NEFFSVILLE NURSING AND REHABILITATION has a staff turnover rate of 45%, which is about average for Pennsylvania nursing homes (state average: 46%). Moderate turnover is common in nursing homes, but families should still ask about staff tenure and how the facility maintains care continuity when employees leave.

Was Neffsville Nursing And Rehabilitation Ever Fined?

NEFFSVILLE NURSING AND REHABILITATION has been fined $3,250 across 1 penalty action. This is below the Pennsylvania average of $33,111. While any fine indicates a compliance issue, fines under $50,000 are relatively common and typically reflect isolated problems that were subsequently corrected. Families should ask what specific issues led to these fines and confirm they've been resolved.

Is Neffsville Nursing And Rehabilitation on Any Federal Watch List?
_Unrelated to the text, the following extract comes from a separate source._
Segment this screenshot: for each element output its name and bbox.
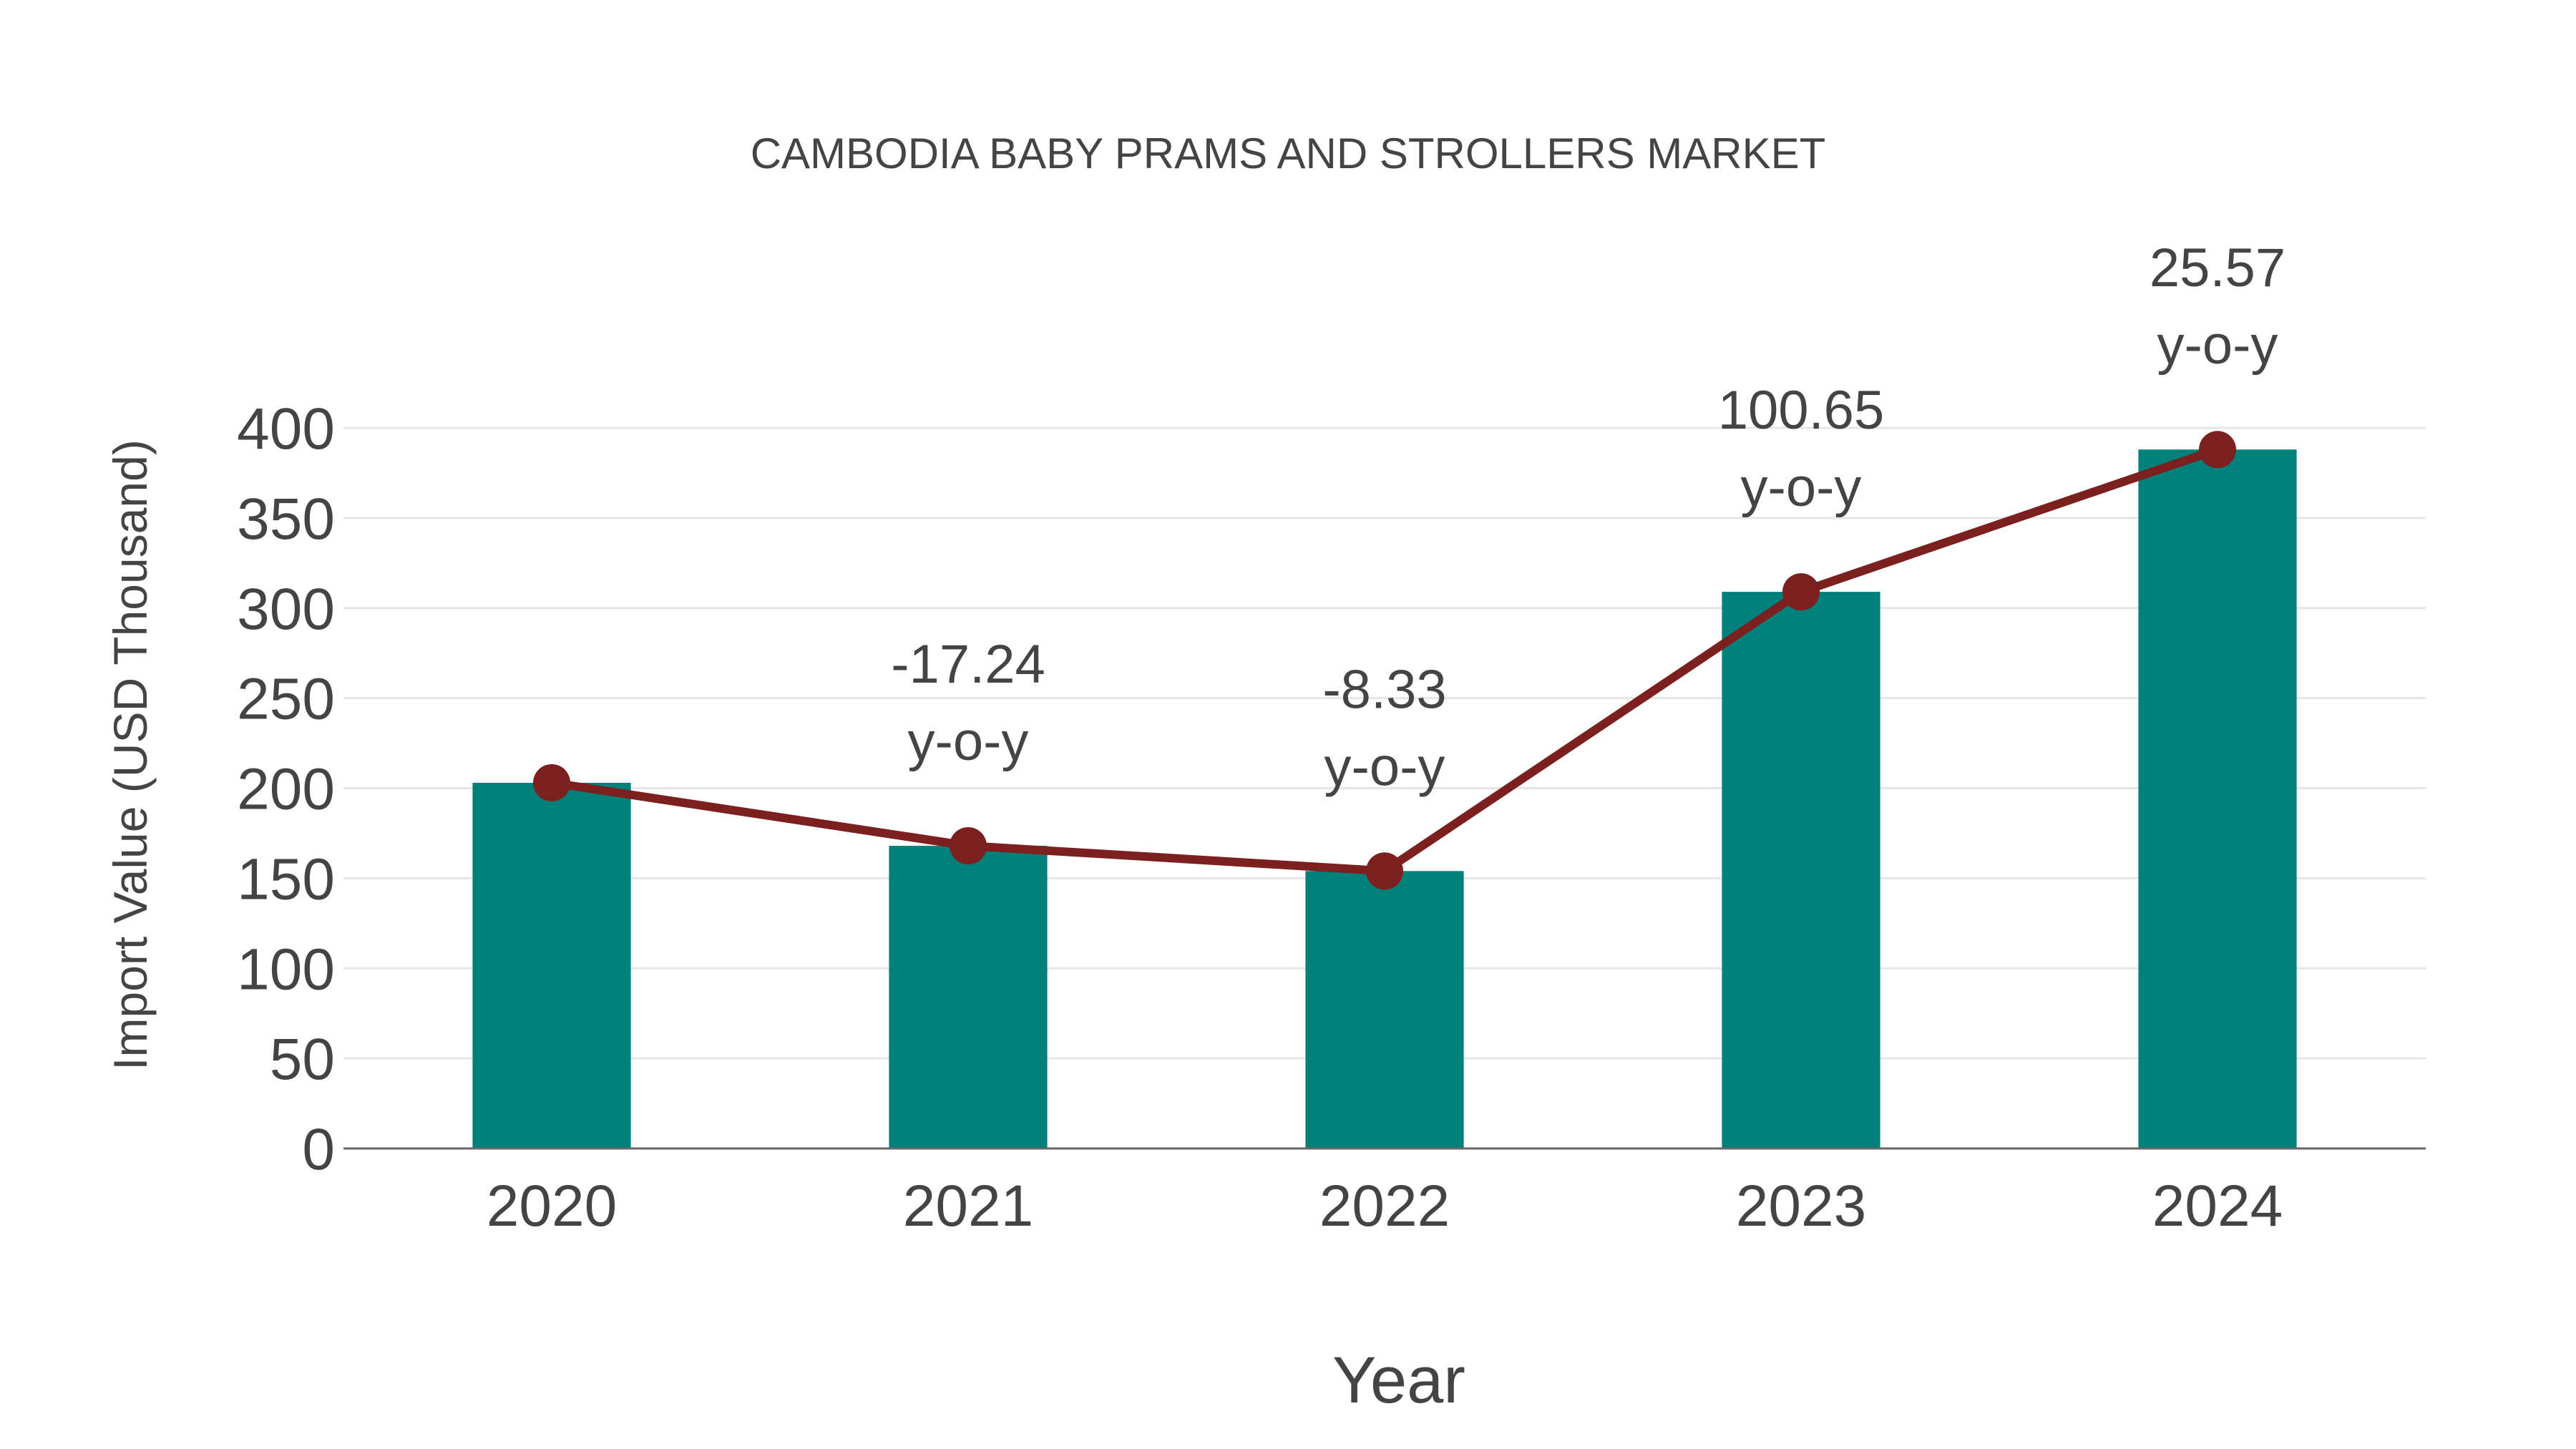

NEFFSVILLE NURSING AND REHABILITATION is not on any federal watch list. The most significant is the Special Focus Facility (SFF) program, which identifies the bottom 1% of nursing homes nationally based on persistent, serious quality problems. Not being on this list means the facility has avoided the pattern of deficiencies that triggers enhanced federal oversight. This is a positive indicator, though families should still review the facility's inspection history directly.